I found The Historian by Elizabeth Kostova at a used book sale. One of the many student organizations on campus was raising money. Usually all the books have already been picked over by the organization members (I don’t blame them. I’d do it too!), but I guess no one thought this one was interesting because I got it for $2. Not only did it end up being one of my new favorite vampire stories, but it’s a hardcover in near perfect condition with it’s original dust jacket.
My copy has 642 pages, and I savored every last one of them. The story is told from the perspective of the narrator’s father, Paul, after she finds an old book in his library. He explains how he received the book and the events that occurred involving the book, his adviser, Professor Rossi, and the narrator’s mother, Helen.
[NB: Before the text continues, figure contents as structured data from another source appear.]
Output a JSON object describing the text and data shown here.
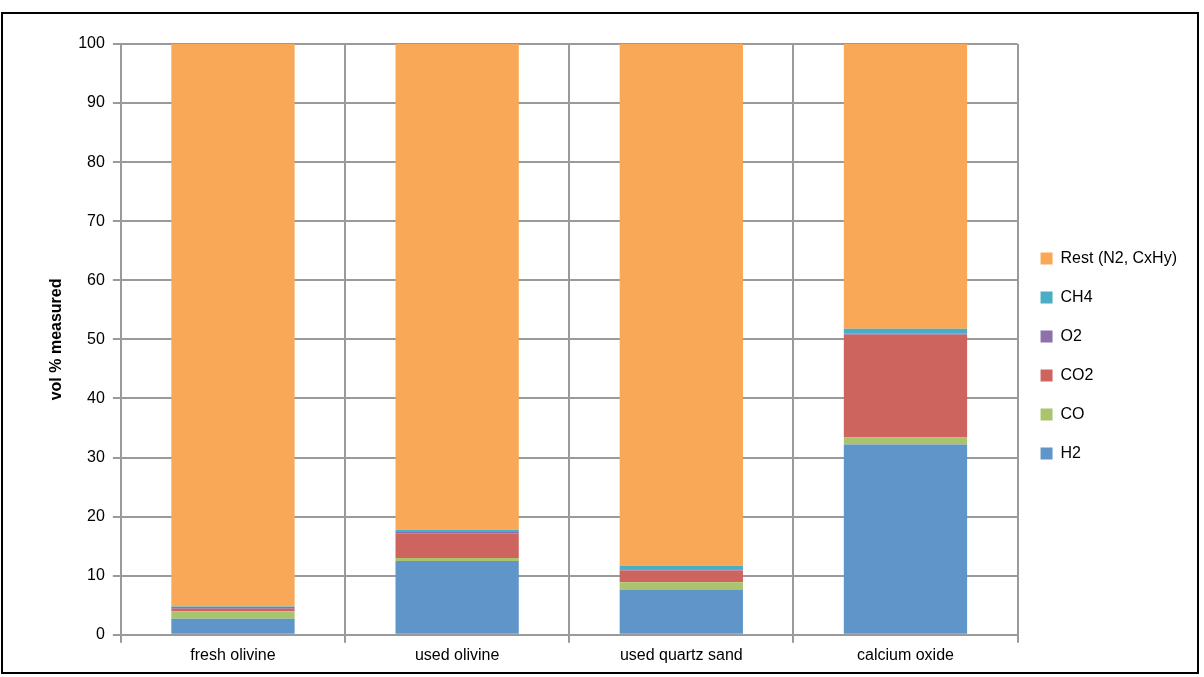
{
  "chart_data": {
    "type": "bar",
    "stacked": true,
    "ylabel": "vol % measured",
    "categories": [
      "fresh olivine",
      "used olivine",
      "used quartz sand",
      "calcium oxide"
    ],
    "series": [
      {
        "name": "H2",
        "color": "#5f95c9",
        "values": [
          2.7,
          12.5,
          7.6,
          32.2
        ]
      },
      {
        "name": "CO",
        "color": "#a9c46c",
        "values": [
          1.3,
          0.5,
          1.3,
          1.2
        ]
      },
      {
        "name": "CO2",
        "color": "#cd645e",
        "values": [
          0.4,
          4.2,
          2.0,
          17.4
        ]
      },
      {
        "name": "O2",
        "color": "#8e71ac",
        "values": [
          0.3,
          0.2,
          0.2,
          0.2
        ]
      },
      {
        "name": "CH4",
        "color": "#4bacc6",
        "values": [
          0.1,
          0.4,
          0.6,
          0.8
        ]
      },
      {
        "name": "Rest (N2, CxHy)",
        "color": "#f9a857",
        "values": [
          95.2,
          82.2,
          88.3,
          48.2
        ]
      }
    ],
    "ylim": [
      0,
      100
    ],
    "yticks": [
      0,
      10,
      20,
      30,
      40,
      50,
      60,
      70,
      80,
      90,
      100
    ],
    "grid": true,
    "legend": "right"
  }
}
Several other characters come into play along the way, and one of the things I love about this book is that there isn’t a single unnecessary person, event, or detail. The story requires all 642 pages.
Another major part of what makes this book so good is the setting descriptions. I always felt like I was wherever the characters were, even though I haven’t been to the majority of the countries they travel through. Also, this book might be the perfect one to read around this time of year because of the wonderful mouth watering food descriptions. If you’re already planning on eating a lot of food over the holidays, you might as well save yourself a few calories later by reading the book now, because it will make you feel ravenously hungry. It was a mistake for me to read it at night before I went to bed. The following quote was a prediction, and should have been my warning:
“My stomach ached with pleasure and my father said ruefully that he’d have to diet again when we returned to our ordinary lives.”
For a vampire story, it’s very light on vampires. There’s only one who occasionally shows up throughout most of the story, until the last 100 pages or so. It’s definitely not a Horror book, and I would recommend it to anyone who enjoys Gothic literature or a good Mystery/Thriller, even if you’re not a fan of vampires. I definitely recommend it to those who loved Bram Stoker’s Dracula. Also, this website has pictures of many of the places throughout the book, in order by chapter, in case you’d like to supplement your armchair travels.